Hattest Du im vergangenen Jahr Zeit, Kapazität und Muße für freie Arbeiten?
Das vergangene Jahr war wirklich ein Jahr der Reflexion und dafür weniger produktiv als sonst. Ich habe versucht, dem Archiv mehr Aufmerksamkeit zu schenken und das, was ich bereits geschaffen habe, zu strukturieren und mich neu zu erfinden. Die Tendenz geht dahin, weniger zu fotografieren, dafür aber dem erzählerischen und konzeptionellen Teil mehr Aufmerksamkeit zu schenken. Ich bin es gewohnt, an verschiedenen Projekten gleichzeitig zu arbeiten, so dass es immer einen Fortschritt gibt… Ein Thema, das seit vielen Jahren in meinem Kopf verankert ist, ist die Idee, mein erstes Fotobuch zu produzieren. Es wäre wunderbar, ein eigenes Mock-up zu bekommen und es zeigen zu können.

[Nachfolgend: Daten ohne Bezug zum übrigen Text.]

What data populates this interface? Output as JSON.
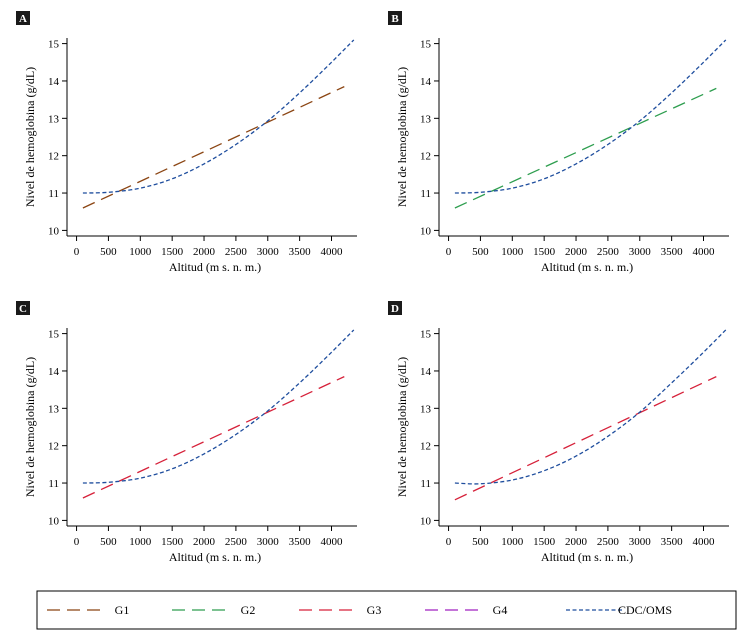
{
  "chart_data": [
    {
      "panel": "A",
      "type": "line",
      "xlabel": "Altitud (m s. n. m.)",
      "ylabel": "Nivel de hemoglobina (g/dL)",
      "xlim": [
        -150,
        4400
      ],
      "ylim": [
        9.85,
        15.15
      ],
      "xticks": [
        0,
        500,
        1000,
        1500,
        2000,
        2500,
        3000,
        3500,
        4000
      ],
      "yticks": [
        10,
        11,
        12,
        13,
        14,
        15
      ],
      "series": [
        {
          "name": "G1",
          "color": "#8B4513",
          "dash": "long",
          "x": [
            100,
            4200
          ],
          "y": [
            10.6,
            13.85
          ]
        },
        {
          "name": "CDC/OMS",
          "color": "#1F4E9E",
          "dash": "short",
          "x": [
            100,
            500,
            1000,
            1500,
            2000,
            2500,
            3000,
            3500,
            4000,
            4350
          ],
          "y": [
            11.0,
            11.02,
            11.13,
            11.38,
            11.78,
            12.3,
            12.93,
            13.68,
            14.5,
            15.1
          ]
        }
      ]
    },
    {
      "panel": "B",
      "type": "line",
      "xlabel": "Altitud (m s. n. m.)",
      "ylabel": "Nivel de hemoglobina (g/dL)",
      "xlim": [
        -150,
        4400
      ],
      "ylim": [
        9.85,
        15.15
      ],
      "xticks": [
        0,
        500,
        1000,
        1500,
        2000,
        2500,
        3000,
        3500,
        4000
      ],
      "yticks": [
        10,
        11,
        12,
        13,
        14,
        15
      ],
      "series": [
        {
          "name": "G2",
          "color": "#2E9E4F",
          "dash": "long",
          "x": [
            100,
            4200
          ],
          "y": [
            10.6,
            13.8
          ]
        },
        {
          "name": "CDC/OMS",
          "color": "#1F4E9E",
          "dash": "short",
          "x": [
            100,
            500,
            1000,
            1500,
            2000,
            2500,
            3000,
            3500,
            4000,
            4350
          ],
          "y": [
            11.0,
            11.02,
            11.13,
            11.38,
            11.78,
            12.3,
            12.93,
            13.68,
            14.5,
            15.1
          ]
        }
      ]
    },
    {
      "panel": "C",
      "type": "line",
      "xlabel": "Altitud (m s. n. m.)",
      "ylabel": "Nivel de hemoglobina (g/dL)",
      "xlim": [
        -150,
        4400
      ],
      "ylim": [
        9.85,
        15.15
      ],
      "xticks": [
        0,
        500,
        1000,
        1500,
        2000,
        2500,
        3000,
        3500,
        4000
      ],
      "yticks": [
        10,
        11,
        12,
        13,
        14,
        15
      ],
      "series": [
        {
          "name": "G3",
          "color": "#D6213A",
          "dash": "long",
          "x": [
            100,
            4200
          ],
          "y": [
            10.6,
            13.85
          ]
        },
        {
          "name": "CDC/OMS",
          "color": "#1F4E9E",
          "dash": "short",
          "x": [
            100,
            500,
            1000,
            1500,
            2000,
            2500,
            3000,
            3500,
            4000,
            4350
          ],
          "y": [
            11.0,
            11.02,
            11.13,
            11.38,
            11.78,
            12.3,
            12.93,
            13.68,
            14.5,
            15.1
          ]
        }
      ]
    },
    {
      "panel": "D",
      "type": "line",
      "xlabel": "Altitud (m s. n. m.)",
      "ylabel": "Nivel de hemoglobina (g/dL)",
      "xlim": [
        -150,
        4400
      ],
      "ylim": [
        9.85,
        15.15
      ],
      "xticks": [
        0,
        500,
        1000,
        1500,
        2000,
        2500,
        3000,
        3500,
        4000
      ],
      "yticks": [
        10,
        11,
        12,
        13,
        14,
        15
      ],
      "series": [
        {
          "name": "G3",
          "color": "#D6213A",
          "dash": "long",
          "x": [
            100,
            4200
          ],
          "y": [
            10.55,
            13.85
          ]
        },
        {
          "name": "CDC/OMS",
          "color": "#1F4E9E",
          "dash": "short",
          "x": [
            100,
            500,
            1000,
            1500,
            2000,
            2500,
            3000,
            3500,
            4000,
            4350
          ],
          "y": [
            11.0,
            10.98,
            11.08,
            11.33,
            11.72,
            12.25,
            12.9,
            13.68,
            14.5,
            15.1
          ]
        }
      ]
    }
  ],
  "legend": {
    "position": "bottom",
    "items": [
      {
        "name": "G1",
        "color": "#8B4513",
        "dash": "long"
      },
      {
        "name": "G2",
        "color": "#2E9E4F",
        "dash": "long"
      },
      {
        "name": "G3",
        "color": "#D6213A",
        "dash": "long"
      },
      {
        "name": "G4",
        "color": "#A020C0",
        "dash": "long"
      },
      {
        "name": "CDC/OMS",
        "color": "#1F4E9E",
        "dash": "short"
      }
    ]
  }
}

Was ist Dein persönlicher fotografischer Wunsch für die Zukunft?
Mein großer Wunsch für die Zukunft ist es, mehr Zeit für meine persönliche Fotografie zu finden. Ich habe in den letzten Jahren viel Energie in die eher kommerzielle Seite der Fotografie investiert und es wäre wunderbar, auf der künstlerischen Seite andere Wege zu finden. Vielleicht ist ein Teil, der mich schon immer sehr gereizt hat, das Unterrichten, und ich glaube, dass es als kreativer Mensch eine gewisse Verantwortung gegenüber zukünftigen Generationen mit sich bringt.